Chronique 1 (2-9-2002)


Wilfrid Baumgartner avait pâli. Ce poste de directeur de camp de travail, une vraie sinécure, ne devait être qu'un échelon avant de plus importantes fonctions. Le temps de prouver son sens de l'organisation.
Mais ce jeune espagnol, venu lui parler " au nom des camarades ", avec son sourire charmeur, lui annonçant la possibilité d'une grève, remettait en cause cet avenir radieusement tracé. Une grève dans son camp de travail ! A tout jamais son nom serait souligné dans les arcanes de l'administration. Et pour le moins, adieu toute promotion.
Et tout cela pour obtenir un allégement de travail pour les femmes enceintes !
Une femme enceinte ! Mais comment est-ce possible ?
Il ne put se retenir d'esquisser un sourire, à la réponse souriante de l'espagnol :
" C'est la nature…. "

Les yeux bleus de Maroussia pétillaient à chaque fois qu'elle rencontrait ce bel espagnol aux yeux presque verts, au sourire blagueur, aux mains bavardes. Chaque matin, pensant à lui, elle coiffait du mieux possible ses longs cheveux blonds. Et trouvait quelque fard artisanal pour mettre en valeur sa peau de porcelaine. Sans oublier de donner à sa blouse les plis les plus seyants.
Manuel, de son côté, cherchait maints prétextes pour avoir à passer dans l'atelier des femmes. Les cheveux bien gominés, la chemise preste et le geste élégant préparé à rencontrer son ukrainienne. Du haut de ses vingt ans, tout lui était possible.

Chacune et chacun, parmi les baraquements du camp, voulurent se rendre complices de la force de vie. Prouver que dans toute circonstance la vie, et l'amour, trouvent leur voie.
Que les forces de vie sont plus fortes que les forces de mort.

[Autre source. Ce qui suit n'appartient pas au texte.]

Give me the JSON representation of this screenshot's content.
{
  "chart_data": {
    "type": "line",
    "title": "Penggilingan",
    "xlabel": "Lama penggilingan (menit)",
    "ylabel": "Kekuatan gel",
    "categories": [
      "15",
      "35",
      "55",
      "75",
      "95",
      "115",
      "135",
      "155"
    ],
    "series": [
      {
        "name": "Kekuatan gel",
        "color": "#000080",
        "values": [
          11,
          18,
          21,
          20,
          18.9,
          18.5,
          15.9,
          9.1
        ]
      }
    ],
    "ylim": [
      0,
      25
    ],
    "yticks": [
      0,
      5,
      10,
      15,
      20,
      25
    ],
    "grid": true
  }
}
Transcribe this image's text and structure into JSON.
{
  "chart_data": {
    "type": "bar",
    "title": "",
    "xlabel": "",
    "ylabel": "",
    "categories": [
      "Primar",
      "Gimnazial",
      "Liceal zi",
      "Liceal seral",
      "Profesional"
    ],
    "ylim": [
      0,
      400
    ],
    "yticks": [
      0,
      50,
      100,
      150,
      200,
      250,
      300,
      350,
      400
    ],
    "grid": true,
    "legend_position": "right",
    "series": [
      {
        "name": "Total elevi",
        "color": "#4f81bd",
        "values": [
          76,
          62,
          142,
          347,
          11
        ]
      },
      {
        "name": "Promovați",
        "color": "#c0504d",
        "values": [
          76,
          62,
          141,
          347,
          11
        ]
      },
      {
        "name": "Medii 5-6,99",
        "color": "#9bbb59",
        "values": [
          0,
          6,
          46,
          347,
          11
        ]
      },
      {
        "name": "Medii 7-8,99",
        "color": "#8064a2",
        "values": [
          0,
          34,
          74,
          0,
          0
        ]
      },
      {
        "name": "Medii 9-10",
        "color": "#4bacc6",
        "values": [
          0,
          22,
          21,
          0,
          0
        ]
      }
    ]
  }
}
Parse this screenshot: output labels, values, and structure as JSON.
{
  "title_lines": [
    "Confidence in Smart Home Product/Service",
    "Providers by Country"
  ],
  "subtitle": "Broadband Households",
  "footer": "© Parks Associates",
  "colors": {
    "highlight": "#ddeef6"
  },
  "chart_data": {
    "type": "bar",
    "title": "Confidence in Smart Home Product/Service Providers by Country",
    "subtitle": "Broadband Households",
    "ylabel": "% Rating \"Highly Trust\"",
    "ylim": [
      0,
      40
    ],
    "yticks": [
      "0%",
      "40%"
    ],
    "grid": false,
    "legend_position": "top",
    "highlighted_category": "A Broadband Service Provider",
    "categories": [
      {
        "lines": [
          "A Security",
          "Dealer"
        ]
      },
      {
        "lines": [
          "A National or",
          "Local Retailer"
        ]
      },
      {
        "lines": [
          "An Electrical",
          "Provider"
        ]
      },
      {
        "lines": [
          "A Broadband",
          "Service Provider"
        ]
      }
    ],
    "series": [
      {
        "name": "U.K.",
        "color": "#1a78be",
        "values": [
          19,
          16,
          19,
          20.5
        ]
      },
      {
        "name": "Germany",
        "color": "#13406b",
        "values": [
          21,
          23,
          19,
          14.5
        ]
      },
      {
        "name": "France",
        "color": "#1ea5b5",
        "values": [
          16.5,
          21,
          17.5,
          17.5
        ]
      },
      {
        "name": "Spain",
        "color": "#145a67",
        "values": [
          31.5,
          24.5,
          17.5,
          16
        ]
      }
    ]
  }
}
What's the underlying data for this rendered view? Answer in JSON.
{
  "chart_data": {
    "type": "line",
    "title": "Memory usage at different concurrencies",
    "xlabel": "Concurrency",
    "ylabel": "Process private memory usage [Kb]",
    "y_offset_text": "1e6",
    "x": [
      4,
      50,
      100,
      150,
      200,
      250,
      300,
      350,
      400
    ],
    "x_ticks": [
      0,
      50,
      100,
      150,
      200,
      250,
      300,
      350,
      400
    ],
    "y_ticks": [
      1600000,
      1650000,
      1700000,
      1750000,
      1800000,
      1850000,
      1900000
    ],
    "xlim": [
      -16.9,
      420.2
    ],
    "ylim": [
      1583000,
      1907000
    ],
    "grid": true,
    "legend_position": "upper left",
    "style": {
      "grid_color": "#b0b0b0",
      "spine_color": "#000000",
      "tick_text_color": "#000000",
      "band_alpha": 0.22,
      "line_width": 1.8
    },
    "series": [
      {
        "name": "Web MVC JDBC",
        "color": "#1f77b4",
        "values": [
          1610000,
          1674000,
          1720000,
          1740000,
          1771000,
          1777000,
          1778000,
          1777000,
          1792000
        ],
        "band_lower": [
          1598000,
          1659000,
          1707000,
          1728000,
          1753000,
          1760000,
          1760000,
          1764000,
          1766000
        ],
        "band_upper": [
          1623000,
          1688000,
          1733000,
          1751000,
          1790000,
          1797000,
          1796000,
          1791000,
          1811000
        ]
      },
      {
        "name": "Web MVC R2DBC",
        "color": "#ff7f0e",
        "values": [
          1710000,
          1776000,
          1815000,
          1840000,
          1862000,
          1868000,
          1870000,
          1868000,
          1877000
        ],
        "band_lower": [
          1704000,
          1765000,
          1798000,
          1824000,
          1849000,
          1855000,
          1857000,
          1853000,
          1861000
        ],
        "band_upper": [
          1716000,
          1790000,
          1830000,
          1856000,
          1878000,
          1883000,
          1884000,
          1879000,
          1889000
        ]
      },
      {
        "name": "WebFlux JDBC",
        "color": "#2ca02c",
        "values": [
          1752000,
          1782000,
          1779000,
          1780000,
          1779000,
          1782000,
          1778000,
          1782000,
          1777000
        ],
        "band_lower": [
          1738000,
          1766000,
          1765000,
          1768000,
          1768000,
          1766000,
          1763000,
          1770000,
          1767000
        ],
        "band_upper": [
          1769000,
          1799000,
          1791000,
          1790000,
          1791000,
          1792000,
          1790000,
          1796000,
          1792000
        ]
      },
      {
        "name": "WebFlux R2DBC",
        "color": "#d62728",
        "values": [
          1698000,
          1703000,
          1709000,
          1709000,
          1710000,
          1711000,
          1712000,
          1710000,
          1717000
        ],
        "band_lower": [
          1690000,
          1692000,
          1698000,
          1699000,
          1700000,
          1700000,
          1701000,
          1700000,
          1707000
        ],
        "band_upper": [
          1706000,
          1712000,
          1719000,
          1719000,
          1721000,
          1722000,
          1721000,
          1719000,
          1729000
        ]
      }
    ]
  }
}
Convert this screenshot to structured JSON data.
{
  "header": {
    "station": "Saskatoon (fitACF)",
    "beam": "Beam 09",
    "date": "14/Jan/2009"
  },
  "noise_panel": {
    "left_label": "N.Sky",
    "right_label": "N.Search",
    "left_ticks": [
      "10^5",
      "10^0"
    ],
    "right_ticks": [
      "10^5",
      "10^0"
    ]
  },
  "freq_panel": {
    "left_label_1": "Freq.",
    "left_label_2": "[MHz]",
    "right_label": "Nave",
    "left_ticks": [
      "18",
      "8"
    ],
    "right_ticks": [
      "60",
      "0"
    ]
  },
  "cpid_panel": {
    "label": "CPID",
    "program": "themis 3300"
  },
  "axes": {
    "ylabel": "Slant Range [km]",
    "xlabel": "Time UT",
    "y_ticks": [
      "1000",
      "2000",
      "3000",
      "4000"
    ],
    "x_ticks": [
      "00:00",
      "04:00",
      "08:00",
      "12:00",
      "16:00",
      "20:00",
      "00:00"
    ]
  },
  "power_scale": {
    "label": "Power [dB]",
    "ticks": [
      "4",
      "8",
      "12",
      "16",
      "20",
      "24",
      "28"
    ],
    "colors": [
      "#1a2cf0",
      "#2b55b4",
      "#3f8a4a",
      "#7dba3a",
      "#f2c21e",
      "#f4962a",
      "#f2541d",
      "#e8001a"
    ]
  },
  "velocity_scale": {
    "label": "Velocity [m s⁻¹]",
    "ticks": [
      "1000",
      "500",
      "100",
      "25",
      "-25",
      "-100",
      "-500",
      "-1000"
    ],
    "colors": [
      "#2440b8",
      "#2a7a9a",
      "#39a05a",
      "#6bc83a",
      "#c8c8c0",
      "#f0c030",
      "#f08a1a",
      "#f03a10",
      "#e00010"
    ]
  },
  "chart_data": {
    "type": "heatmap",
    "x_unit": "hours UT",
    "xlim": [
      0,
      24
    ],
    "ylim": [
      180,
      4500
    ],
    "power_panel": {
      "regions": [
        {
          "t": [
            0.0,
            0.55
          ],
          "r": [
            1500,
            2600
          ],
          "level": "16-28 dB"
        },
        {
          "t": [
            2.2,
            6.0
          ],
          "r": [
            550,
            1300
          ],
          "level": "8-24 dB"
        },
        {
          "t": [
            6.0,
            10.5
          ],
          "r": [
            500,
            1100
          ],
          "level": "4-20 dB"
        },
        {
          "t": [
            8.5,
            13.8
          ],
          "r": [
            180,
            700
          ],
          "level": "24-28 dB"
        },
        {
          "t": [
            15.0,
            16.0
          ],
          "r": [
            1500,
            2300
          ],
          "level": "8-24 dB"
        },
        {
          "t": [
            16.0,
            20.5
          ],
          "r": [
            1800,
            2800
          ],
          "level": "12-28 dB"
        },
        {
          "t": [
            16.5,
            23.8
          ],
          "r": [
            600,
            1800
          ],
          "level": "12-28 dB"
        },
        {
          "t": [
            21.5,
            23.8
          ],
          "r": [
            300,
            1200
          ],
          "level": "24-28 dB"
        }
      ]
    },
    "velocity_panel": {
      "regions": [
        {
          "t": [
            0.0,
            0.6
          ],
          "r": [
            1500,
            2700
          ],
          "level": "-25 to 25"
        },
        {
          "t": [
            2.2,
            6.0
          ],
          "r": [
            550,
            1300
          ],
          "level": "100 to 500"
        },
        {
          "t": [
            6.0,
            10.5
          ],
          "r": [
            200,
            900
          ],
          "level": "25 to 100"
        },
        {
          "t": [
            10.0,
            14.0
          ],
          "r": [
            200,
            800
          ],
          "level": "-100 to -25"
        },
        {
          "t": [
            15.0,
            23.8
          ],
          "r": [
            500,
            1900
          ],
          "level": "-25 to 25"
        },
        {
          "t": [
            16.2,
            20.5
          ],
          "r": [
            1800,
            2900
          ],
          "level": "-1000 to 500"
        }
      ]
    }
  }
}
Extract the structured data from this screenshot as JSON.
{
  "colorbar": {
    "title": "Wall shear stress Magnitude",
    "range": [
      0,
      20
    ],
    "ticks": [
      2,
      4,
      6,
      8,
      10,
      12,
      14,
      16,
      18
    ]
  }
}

Un jour Maroussia prit la main de Manuel et la posa, anxieuse, sur son ventre : " Ecoutes avec ta main, là . C'est notre enfant. ".
La joie de Manuel le fit resplendir d'une aura divine : " Et m***** !!! "
Le soir même, dans l'assiette de soupe de Maroussia, au milieu du bouillon blanc, fadasse, il y avait un petit morceau de lard.
Et chaque jour suivant, il y eut, dans son assiette de soupe, un petit morceau de viande, pour donner un peu de goût, un peu de force.
Parce que chaque jour, Manu cherchait l'occasion de gagner un morceau de gras : une partie de Foot-Ball, un cross-country, un concours de grimaces, un petit service rendu. Toutes occasions de grappiller un morceau de lard, un quignon de jambon, tout en assurant le plaisir des gardiens ennuyés.
Lorsqu'un soir son assiette fut remplie de morceaux de viande à ras bord, elle comprit qu'un changement aurait lieu. Ses amies de chambre n'en profitèrent qu'en partie : " mange, mange il faut que le bébé en profite. Va savoir où vous serez demain. "
Effectivement, le lendemain, Maroussia fut transférée dans une entreprise agricole. Il y avait des vaches, du lait, du fromage, et beaucoup de travail. Mais, heureusement aussi pour elle, une patronne qui aimait les enfants, d'où qu'ils viennent.

Et c'est là que ma mère a oublié le goût de la soupe à rien :

La soupe à rien.
Récupérez l'eau de cuisson des pommes de terre servies à midi.
Ajoutez quelques cuillères de farine.
Salez.
Servez chaud.

Pour améliorer la soupe, vous pouvez laissez cuire un moment les épluchures de pommes de terre soigneusement conservées. Sans oublier de les enlever avant de servir : elles peuvent encore être utiles en purée.